Rodeo. It's sugar free.
Rodeo. It's sugar free.

This drink was kindly sent to me from The Netherlands by Kees Engels. This makes me feel bad for giving it a fairly harsh review.

The label is printed in French, Dutch, German, Czech and Polish, so this could be interesting. I believe it's manufactured by Menken Drinks in Bodegraven, The Netherlands.

It has the usual "not recommended for children, pregnant or lactating women or individuals sensitive to caffeine" warning that most energy drinks display, albeit in half a dozen languages, none of which I understand. It also has a warning that it contains phenylalanine. Joy.

This is the first sugar free energy drink I've sampled, so I anticipate it to be quite a harsh review. I'm not a fan of phenylalanine (or aspartame, or nutra-sweet, or it's billion other names), it simply tastes like vaguely sweet soap, and does not improve the flavour of a drink. Although, when an energy drink's life depends on being able to mask the unpleasant flavours of its main ingredients, I wonder how the addition of another unpleasant flavour will help it.

The can opened with a minimum of ceremony, there was no evidence of carbonation at all, but it eventually began to bubble. It appears to be the usual shade of energy drink yellow, with a slightly golden tinge to it.

Okay, so far it smells like a generic energy drink. This is a good thing. If it can pass all tests as being an average energy drink, then it's several steps ahead of what I expect from a sugar free energy drink. Hell, I may even try sugar free Red Bull if this works out. There's only one way to find out..

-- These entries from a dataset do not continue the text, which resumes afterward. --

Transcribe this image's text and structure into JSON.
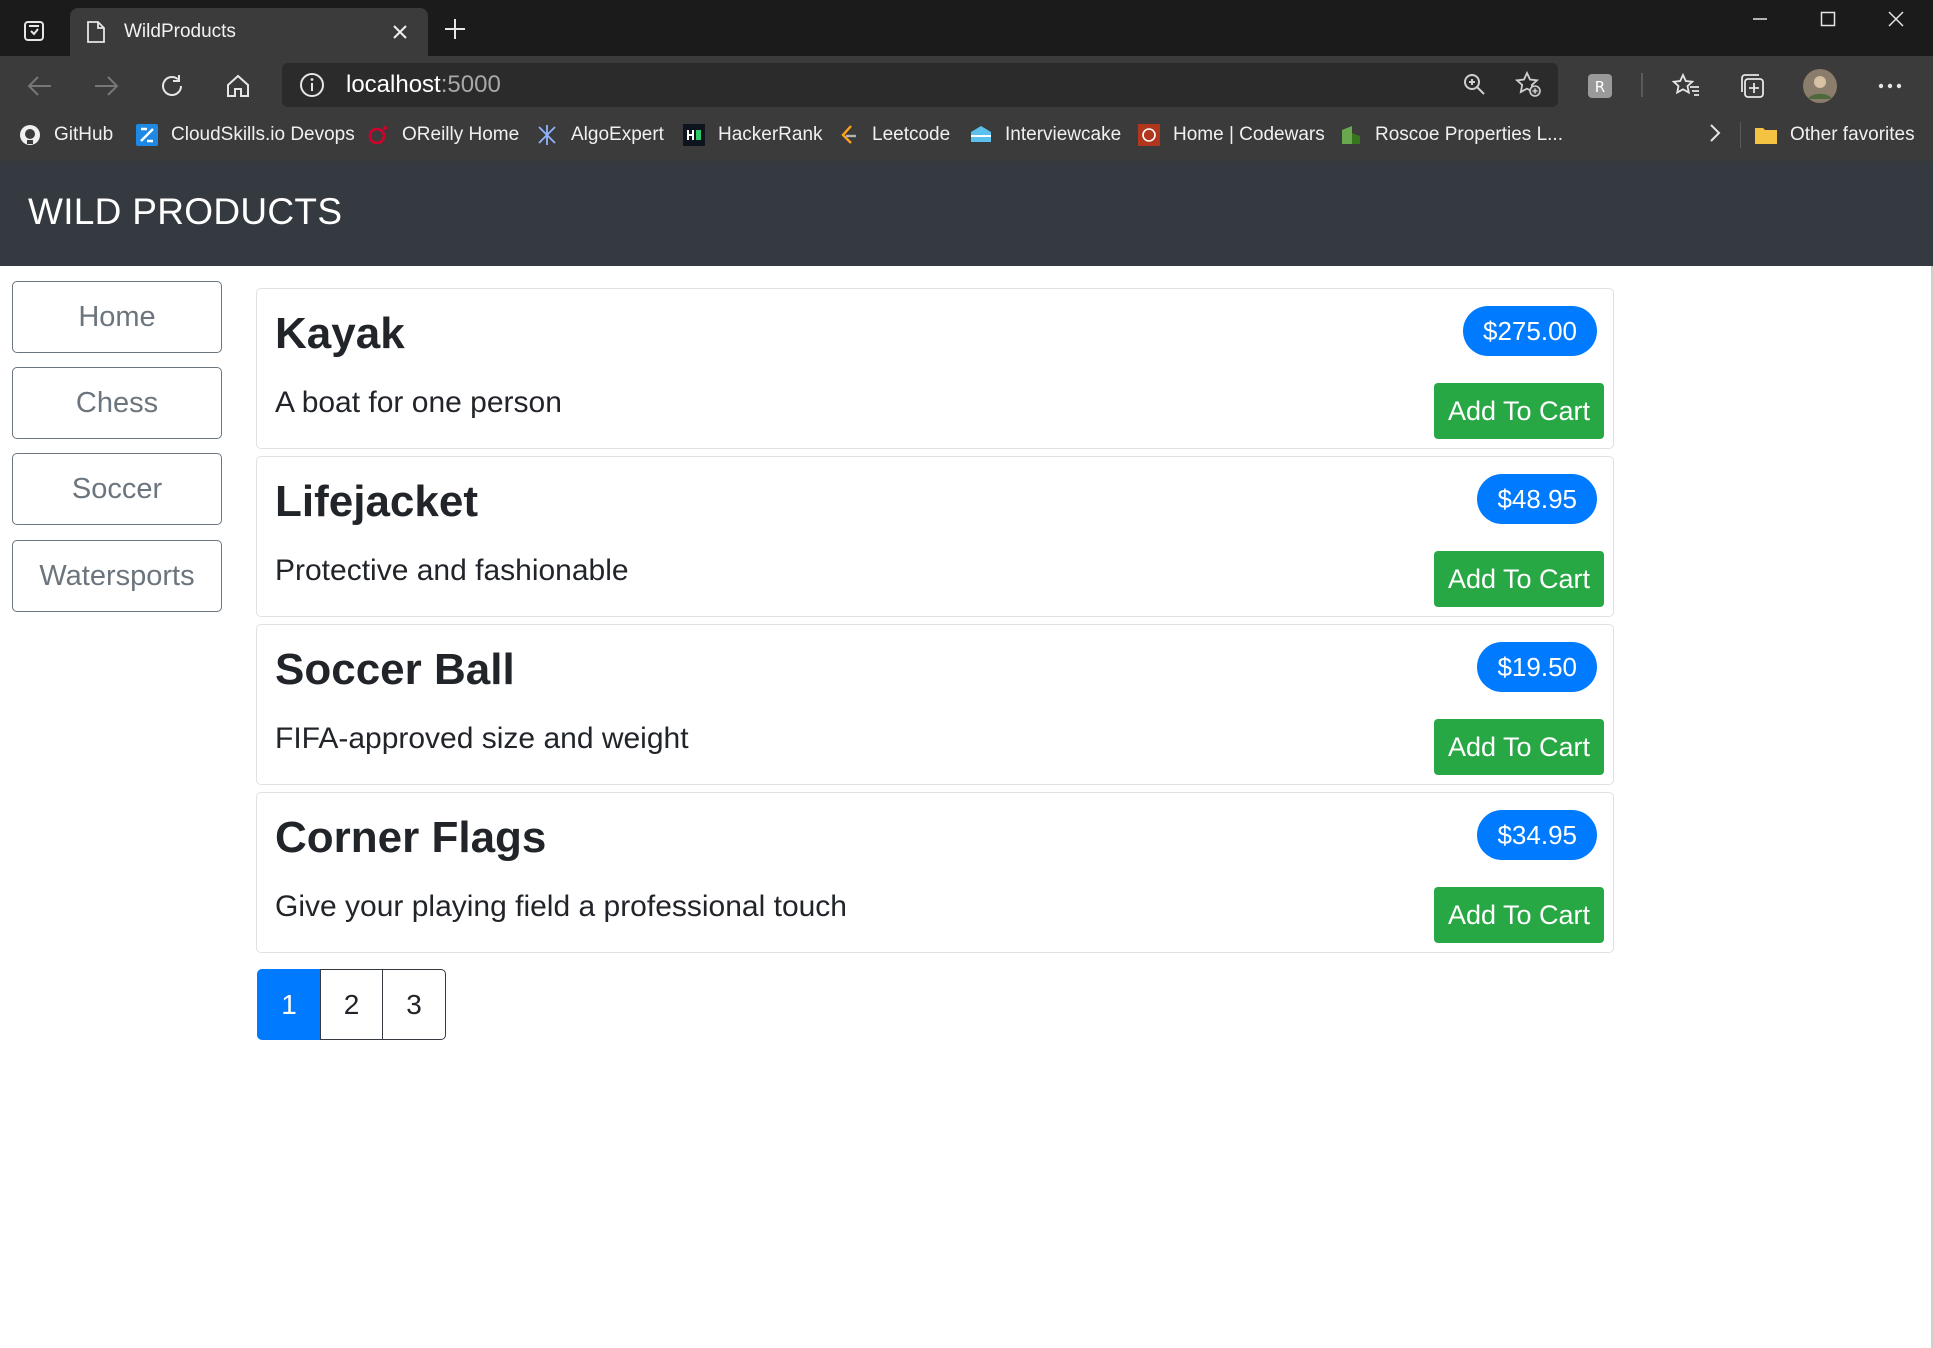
{
  "browser": {
    "tab_title": "WildProducts",
    "url_host": "localhost",
    "url_port": ":5000",
    "bookmarks": [
      {
        "label": "GitHub",
        "icon": "github-icon"
      },
      {
        "label": "CloudSkills.io Devops",
        "icon": "cloudskills-icon"
      },
      {
        "label": "OReilly Home",
        "icon": "oreilly-icon"
      },
      {
        "label": "AlgoExpert",
        "icon": "algoexpert-icon"
      },
      {
        "label": "HackerRank",
        "icon": "hackerrank-icon"
      },
      {
        "label": "Leetcode",
        "icon": "leetcode-icon"
      },
      {
        "label": "Interviewcake",
        "icon": "interviewcake-icon"
      },
      {
        "label": "Home | Codewars",
        "icon": "codewars-icon"
      },
      {
        "label": "Roscoe Properties L...",
        "icon": "roscoe-icon"
      }
    ],
    "other_favorites": "Other favorites"
  },
  "app": {
    "brand": "WILD PRODUCTS"
  },
  "categories": [
    "Home",
    "Chess",
    "Soccer",
    "Watersports"
  ],
  "products": [
    {
      "name": "Kayak",
      "description": "A boat for one person",
      "price": "$275.00",
      "cart_label": "Add To Cart"
    },
    {
      "name": "Lifejacket",
      "description": "Protective and fashionable",
      "price": "$48.95",
      "cart_label": "Add To Cart"
    },
    {
      "name": "Soccer Ball",
      "description": "FIFA-approved size and weight",
      "price": "$19.50",
      "cart_label": "Add To Cart"
    },
    {
      "name": "Corner Flags",
      "description": "Give your playing field a professional touch",
      "price": "$34.95",
      "cart_label": "Add To Cart"
    }
  ],
  "pagination": {
    "pages": [
      "1",
      "2",
      "3"
    ],
    "current": "1"
  },
  "colors": {
    "navbar": "#343a40",
    "price_badge": "#007bff",
    "add_to_cart": "#28a745",
    "active_page": "#007bff"
  }
}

Well, it's not as bad as I'd expected. The flavour itself is mostly pleasant. It tastes very much like Red Bull, it has the usual flavours of tartness, slightly sickly-sweet and a bit like vomit, and clearly pasteurised. It has the slight flavour of dairy and antibiotics that most pasteurised energy drinks exhibit. However..

Over time, and given warmth, he flavour mellows greatly, becoming an unpleasantly spicy fluid. The artificial sweetener flavour thickens and becomes quite noticable when you're drinking it warm. Don't drink it warm.

The aftertaste is horrible. Artificial sweeteners suck. I've always found with drinks like Diet Coke that they taste quite decent while you're drinking them, but then you're stuck with the unfortunate reality that once you stop drinking, your mouth starts to taste like you've just sprayed it with WD-40 and sucked on a bar of soap. Well, a sugar-free energy drink is worse. The flavours of an energy drink are a procarious balance of horrible tasting things and strong, mostly pleasant tasting things. Ingredients like caffiene and vitamin-B give the drinks incredibly bitter and lasting flavours, and the added sugars and berries and whatnot basically just mask this flavour while you drink it. Almost all energy drinks have a horrid aftertaste of vitamin-B. Add phenylalanine to the mix, and it becomes entirely disgusting. The artificial sweetener grabs the unpleasant flavours of the drink, wrestles them into a malleable goo, and sticks them with great force to the roof of your mouth, allowing them to ooze slowly out over the next period of several minutes, along with the unpleasant flavour of soap and engine degreaser. Mmm. Tasty.

It's not as bad as I'd thought. I had predicted the artificial sweetener would kill it, and it kind of has. On the other hand, it's certainly not a total let down. I'll stick to non-sugar-free, myself, but if it's your fancy, then by all means, go for it.